House fires can be devastating. About 5,000 people a year die in fires, and 80 percent of these deaths occur in house fires. Fires kill more people per year in the United States than all other natural disasters put together. A fire can spread quickly and become deadly within 2 minutes; an entire house can be engulfed in flames in less than 5 minutes. Most fires are avoidable and could have been prevented. Below are some tips for preventing a fire in your own home.
- Dispose of all cigarette butts and used matches properly. Never let them out where a baby or child can reach them. If you smoke, get into the habit of properly disposing of your butts immediately. Keep ashtrays clean and safe by promptly disposing of the ashes.
- Avoid smoking in bed. Do not permit guests to smoke in bed. If you tend to fall asleep on the couch while watching television, do not smoke while lying on the couch.
- Keep all lighters and matches safely out of reach of babies and children.
- Do not allow anyone near your fireplace, space heater or candles if they are wearing loose, draping clothing that could easily catch fire.
- Keep candles where they will not accidentally be knocked over. Extinguish candles when your are finished with them and never leave a candle unattended.

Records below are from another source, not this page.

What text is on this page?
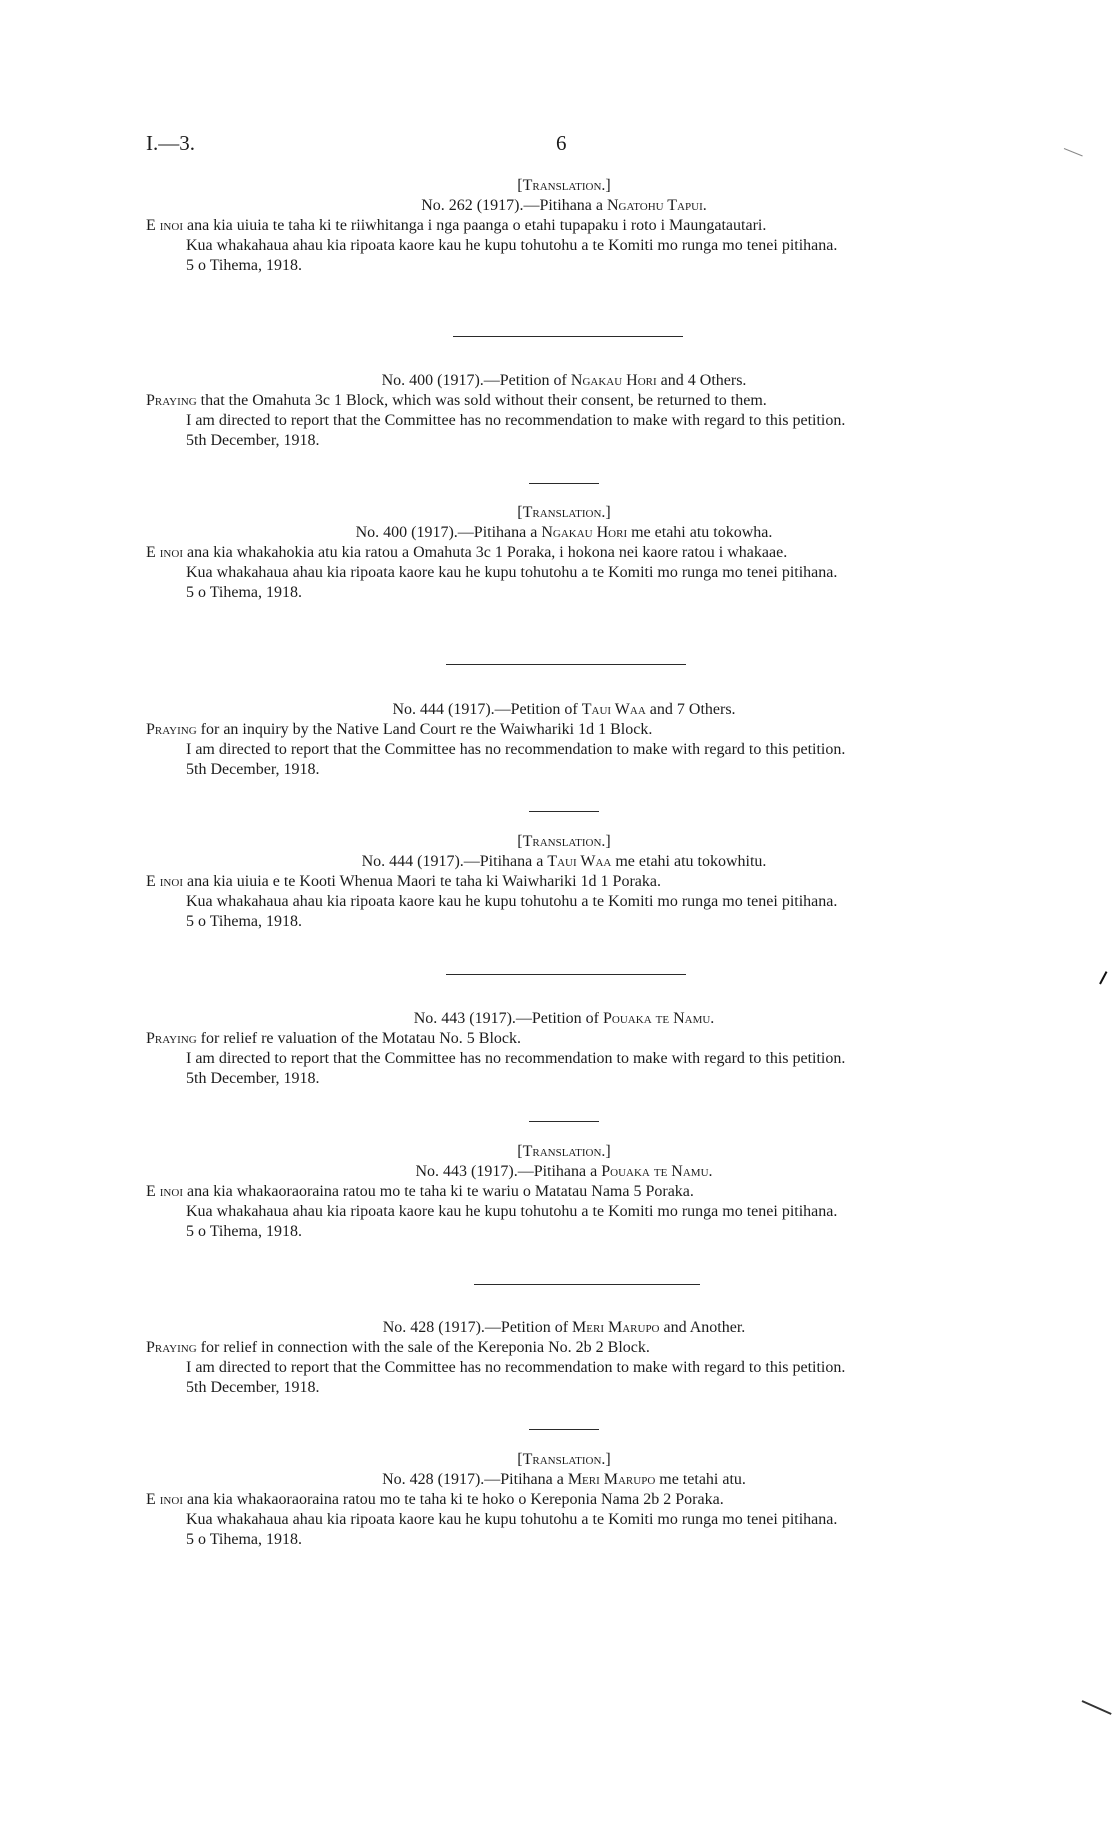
I.—3.	6
[Translation.]
No. 262 (1917).—Pitihana a Ngatohu Tapui.
E inoi ana kia uiuia te taha ki te riiwhitanga i nga paanga o etahi tupapaku i roto i Maungatautari.
Kua whakahaua ahau kia ripoata kaore kau he kupu tohutohu a te Komiti mo runga mo tenei pitihana.
5 o Tihema, 1918.
No. 400 (1917).—Petition of Ngakau Hori and 4 Others.
Praying that the Omahuta 3c 1 Block, which was sold without their consent, be returned to them.
I am directed to report that the Committee has no recommendation to make with regard to this petition.
5th December, 1918.
[Translation.]
No. 400 (1917).—Pitihana a Ngakau Hori me etahi atu tokowha.
E inoi ana kia whakahokia atu kia ratou a Omahuta 3c 1 Poraka, i hokona nei kaore ratou i whakaae.
Kua whakahaua ahau kia ripoata kaore kau he kupu tohutohu a te Komiti mo runga mo tenei pitihana.
5 o Tihema, 1918.
No. 444 (1917).—Petition of Taui Waa and 7 Others.
Praying for an inquiry by the Native Land Court re the Waiwhariki 1d 1 Block.
I am directed to report that the Committee has no recommendation to make with regard to this petition.
5th December, 1918.
[Translation.]
No. 444 (1917).—Pitihana a Taui Waa me etahi atu tokowhitu.
E inoi ana kia uiuia e te Kooti Whenua Maori te taha ki Waiwhariki 1d 1 Poraka.
Kua whakahaua ahau kia ripoata kaore kau he kupu tohutohu a te Komiti mo runga mo tenei pitihana.
5 o Tihema, 1918.
No. 443 (1917).—Petition of Pouaka te Namu.
Praying for relief re valuation of the Motatau No. 5 Block.
I am directed to report that the Committee has no recommendation to make with regard to this petition.
5th December, 1918.
[Translation.]
No. 443 (1917).—Pitihana a Pouaka te Namu.
E inoi ana kia whakaoraoraina ratou mo te taha ki te wariu o Matatau Nama 5 Poraka.
Kua whakahaua ahau kia ripoata kaore kau he kupu tohutohu a te Komiti mo runga mo tenei pitihana.
5 o Tihema, 1918.
No. 428 (1917).—Petition of Meri Marupo and Another.
Praying for relief in connection with the sale of the Kereponia No. 2b 2 Block.
I am directed to report that the Committee has no recommendation to make with regard to this petition.
5th December, 1918.
[Translation.]
No. 428 (1917).—Pitihana a Meri Marupo me tetahi atu.
E inoi ana kia whakaoraoraina ratou mo te taha ki te hoko o Kereponia Nama 2b 2 Poraka.
Kua whakahaua ahau kia ripoata kaore kau he kupu tohutohu a te Komiti mo runga mo tenei pitihana.
5 o Tihema, 1918.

Take special care with candles if you have children or pets running around in your home.
- Have your furnace inspected on a yearly basis.
- Do not overload electrical circuits and check electrical appliances regularly for loose connections or damaged cords.
- Do not use leave space heaters unsupervised if you have children or pets. Make sure that your heater automatically turns off if it falls over.
- Have fire extinguishers in the high risk areas of your home. This would include the kitchen, near the furnace and fireplace, and the garage. Examine the extinguishers yearly for proper pressure and expiration date.
- Install smoke detectors. Be sure that there is a detector on every level of the house, even the basement and attic. Also, be sure that there is a smoke detector near every bedroom. Check your smoke detectors monthly and replace the batteries at least once a year.
- Install a rope ladder or fire escape in selected windows upstairs. Make sure that all family members know how to use the ladder and practice doing so.
- Come up with an emergency escape plan. Discuss it with the family and have everyone practice the escape routes. Have a designated meeting area outside of the home.
Tips & Warnings
- In an emergency, baking soda can be used to put out a small fire. Smoke rises, so mount your smoke alarms high on the wall or on the ceiling. Do not install alarms or detectors near windows, ducts or doors.
- If the fire is not contained in a small area such as the oven or a wastebasket, do not try to extinguish the fire. Concentrate on getting yourself and family safely out of the house. If your smoke alarms are more than 10 years old, purchase new ones.